On the many faces of Twitter.

Aug 29, 2015 14:49

John Oliver likened Twitter to a cocktail party in his segment about corporations on Twitter. (You can watch it here. I'll wait until you come back. Are you back? Great.) That's a pretty good characterization. It's a large social event where you have brief, usually superficial conversations with people you know at multiple levels of familiarity, and are best with a drink in your hand whose contents are already half in your brain. It's a lot like conventions, too.

I've been pondering my complex relationship with Twitter and want to share a few thoughts, without any real thesis in mind.

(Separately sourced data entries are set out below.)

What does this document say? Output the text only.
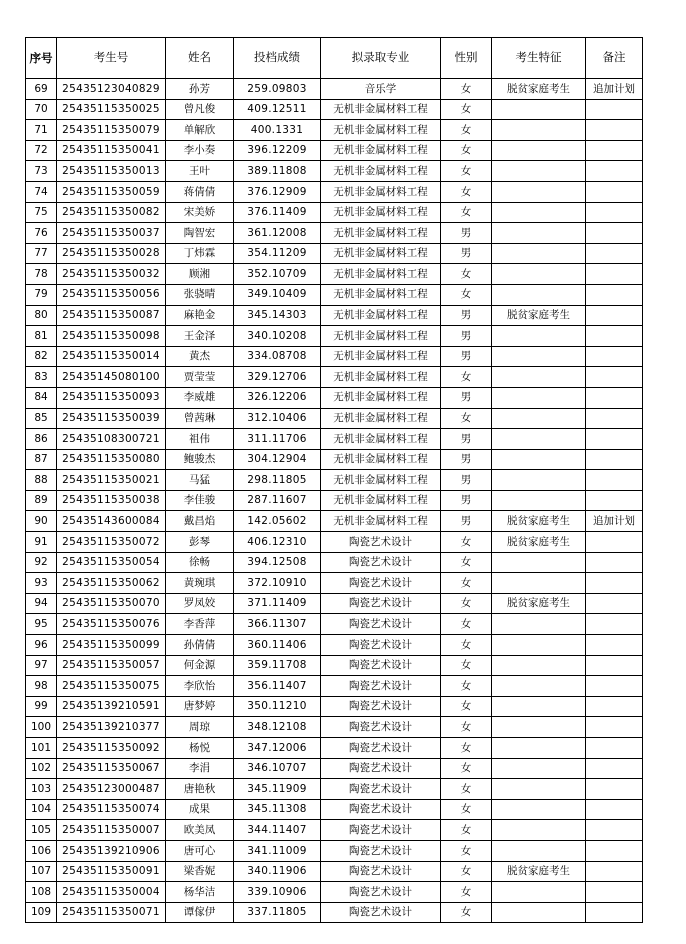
序号	考生号	姓名	投档成绩	拟录取专业	性别	考生特征	备注
69	25435123040829	孙芳	259.09803	音乐学	女	脱贫家庭考生	追加计划
70	25435115350025	曾凡俊	409.12511	无机非金属材料工程	女		
71	25435115350079	单解欣	400.1331	无机非金属材料工程	女		
72	25435115350041	李小奏	396.12209	无机非金属材料工程	女		
73	25435115350013	王叶	389.11808	无机非金属材料工程	女		
74	25435115350059	蒋倩倩	376.12909	无机非金属材料工程	女		
75	25435115350082	宋美娇	376.11409	无机非金属材料工程	女		
76	25435115350037	陶智宏	361.12008	无机非金属材料工程	男		
77	25435115350028	丁炜霖	354.11209	无机非金属材料工程	男		
78	25435115350032	顾湘	352.10709	无机非金属材料工程	女		
79	25435115350056	张骁晴	349.10409	无机非金属材料工程	女		
80	25435115350087	麻艳金	345.14303	无机非金属材料工程	男	脱贫家庭考生	
81	25435115350098	王金泽	340.10208	无机非金属材料工程	男		
82	25435115350014	黄杰	334.08708	无机非金属材料工程	男		
83	25435145080100	贾莹莹	329.12706	无机非金属材料工程	女		
84	25435115350093	李威雄	326.12206	无机非金属材料工程	男		
85	25435115350039	曾茜琳	312.10406	无机非金属材料工程	女		
86	25435108300721	祖伟	311.11706	无机非金属材料工程	男		
87	25435115350080	鲍骏杰	304.12904	无机非金属材料工程	男		
88	25435115350021	马猛	298.11805	无机非金属材料工程	男		
89	25435115350038	李佳骏	287.11607	无机非金属材料工程	男		
90	25435143600084	戴昌焰	142.05602	无机非金属材料工程	男	脱贫家庭考生	追加计划
91	25435115350072	彭琴	406.12310	陶瓷艺术设计	女	脱贫家庭考生	
92	25435115350054	徐畅	394.12508	陶瓷艺术设计	女		
93	25435115350062	黄琬琪	372.10910	陶瓷艺术设计	女		
94	25435115350070	罗凤姣	371.11409	陶瓷艺术设计	女	脱贫家庭考生	
95	25435115350076	李香萍	366.11307	陶瓷艺术设计	女		
96	25435115350099	孙倩倩	360.11406	陶瓷艺术设计	女		
97	25435115350057	何金源	359.11708	陶瓷艺术设计	女		
98	25435115350075	李欣怡	356.11407	陶瓷艺术设计	女		
99	25435139210591	唐梦婷	350.11210	陶瓷艺术设计	女		
100	25435139210377	周琼	348.12108	陶瓷艺术设计	女		
101	25435115350092	杨悦	347.12006	陶瓷艺术设计	女		
102	25435115350067	李涓	346.10707	陶瓷艺术设计	女		
103	25435123000487	唐艳秋	345.11909	陶瓷艺术设计	女		
104	25435115350074	成果	345.11308	陶瓷艺术设计	女		
105	25435115350007	欧美凤	344.11407	陶瓷艺术设计	女		
106	25435139210906	唐可心	341.11009	陶瓷艺术设计	女		
107	25435115350091	梁香妮	340.11906	陶瓷艺术设计	女	脱贫家庭考生	
108	25435115350004	杨华洁	339.10906	陶瓷艺术设计	女		
109	25435115350071	谭傢伊	337.11805	陶瓷艺术设计	女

I've found Twitter useful for two purposes:

  1. Receiving announcements from people or entities that interest me, in much the way we used to subscribe to newsletters or e-newsletters, and
  2. As a sort of wide-scale instant messenger with lots of people I know.

But it has many other purposes. It's something to do while you're waiting (on the toilet/in between sets/for the bus/on the bus/while skydiving), a worldwide-accessible diary, a party line, a discussion forum, a popularity contest, and a place for people and companies with things to sell to shill, amongst other purposes. Now, I didn't say it was good at all of these things. It really isn't good as a discussion forum. It's a forum that by design forces people to discuss issues in sound bites. Unsurprisingly, this doesn't make for fruitful discussions. I'm a fan of the long-form for discussion of anything controversial, but it's not the way the rest of the world sees it. Twitter by contrast is an echo chamber which gives you the tools to exclude any harmonies that are discordant with your desired tone.

I do tend to read everything that comes up on my timeline, which is why I keep my followers list so short, and tend to trim accounts who post very frequently and end up saying little of interest to me. I just can't keep up, otherwise. I can only guess the aim of those who are following thousands of accounts is to participate in the popularity contest. Do they have a private list of the people they actually care enough to read regularly?

I also try to write things I think others will find interesting, but I'm certainly guilty of just being bored or annoyed and need something to fill the time or to let off some steam, respectively.